Canada's Strict New Anti-Corruption Rules Might Lead To Yet More Corporate Sovereignty Lawsuits Against It
Recently, we wrote about the extraordinary free trade agreement between Canada and China that places itself above the Canadian constitution. Here's another development where Canada can serve as a warning to the rest of the world about the dangers of giving too much power to corporations in free trade agreements, as reported by the The Globe and Mail: Canada risks being hit with a World Trade Organization challenge and NAFTA investor lawsuits over its threat to bar some companies from selling to the government for up to 10 years, warns a report commissioned by the Canadian Council of Chief Executives (CCCE) and delivered to federal officials.

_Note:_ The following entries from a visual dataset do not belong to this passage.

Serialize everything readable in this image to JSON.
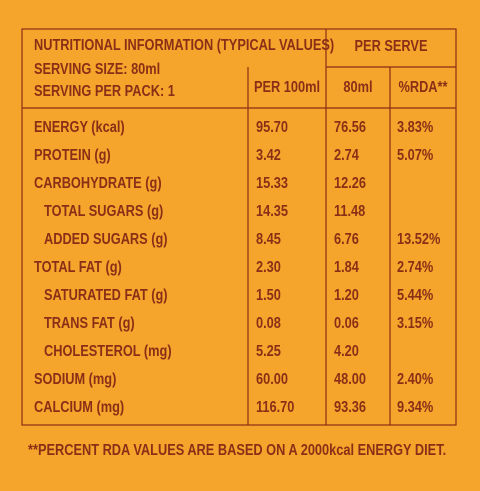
{
  "header": {
    "title": "NUTRITIONAL INFORMATION (TYPICAL VALUES)",
    "serving_size": "SERVING SIZE: 80ml",
    "servings_per_pack": "SERVING PER PACK: 1",
    "per_serve": "PER SERVE",
    "columns": [
      "PER 100ml",
      "80ml",
      "%RDA**"
    ]
  },
  "table": {
    "rows": [
      [
        "ENERGY (kcal)",
        "95.70",
        "76.56",
        "3.83%"
      ],
      [
        "PROTEIN (g)",
        "3.42",
        "2.74",
        "5.07%"
      ],
      [
        "CARBOHYDRATE (g)",
        "15.33",
        "12.26",
        null
      ],
      [
        "TOTAL SUGARS (g)",
        "14.35",
        "11.48",
        null
      ],
      [
        "ADDED SUGARS (g)",
        "8.45",
        "6.76",
        "13.52%"
      ],
      [
        "TOTAL FAT (g)",
        "2.30",
        "1.84",
        "2.74%"
      ],
      [
        "SATURATED FAT (g)",
        "1.50",
        "1.20",
        "5.44%"
      ],
      [
        "TRANS FAT (g)",
        "0.08",
        "0.06",
        "3.15%"
      ],
      [
        "CHOLESTEROL (mg)",
        "5.25",
        "4.20",
        null
      ],
      [
        "SODIUM (mg)",
        "60.00",
        "48.00",
        "2.40%"
      ],
      [
        "CALCIUM (mg)",
        "116.70",
        "93.36",
        "9.34%"
      ]
    ]
  },
  "footnote": "**PERCENT RDA VALUES ARE BASED ON A 2000kcal ENERGY DIET."
}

And a number of foreign multinationals are already exploring possible trade action, according to an industry source, who declined to be named. The problem is that Canada has introduced new anti-corruption rules: Under the newly revised federal regime, companies seeking to bid on federal contracts must certify that neither they nor their affiliates have been charged with a long list of criminal offences anywhere in the world, including bribery and fraud, dating back 10 years. Apparently, the inclusion of affiliates is much stricter than anti-corruption laws elsewhere, and that might open up Canada to claims that it is unreasonable for Canadian subsidiaries of foreign companies to be held responsible for the actions of other affiliates over which they have no control. No lawsuits have yet been filed, so it's too early to say how serious this threat is. But it certainly emphasizes how signing up to corporate sovereignty chapters in free trade agreements -- in this case, the 1994 North American Free Trade Agreement -- increases the risk that companies will use them in unexpected ways to attack governments when they introduce new policies, however praiseworthy those may be.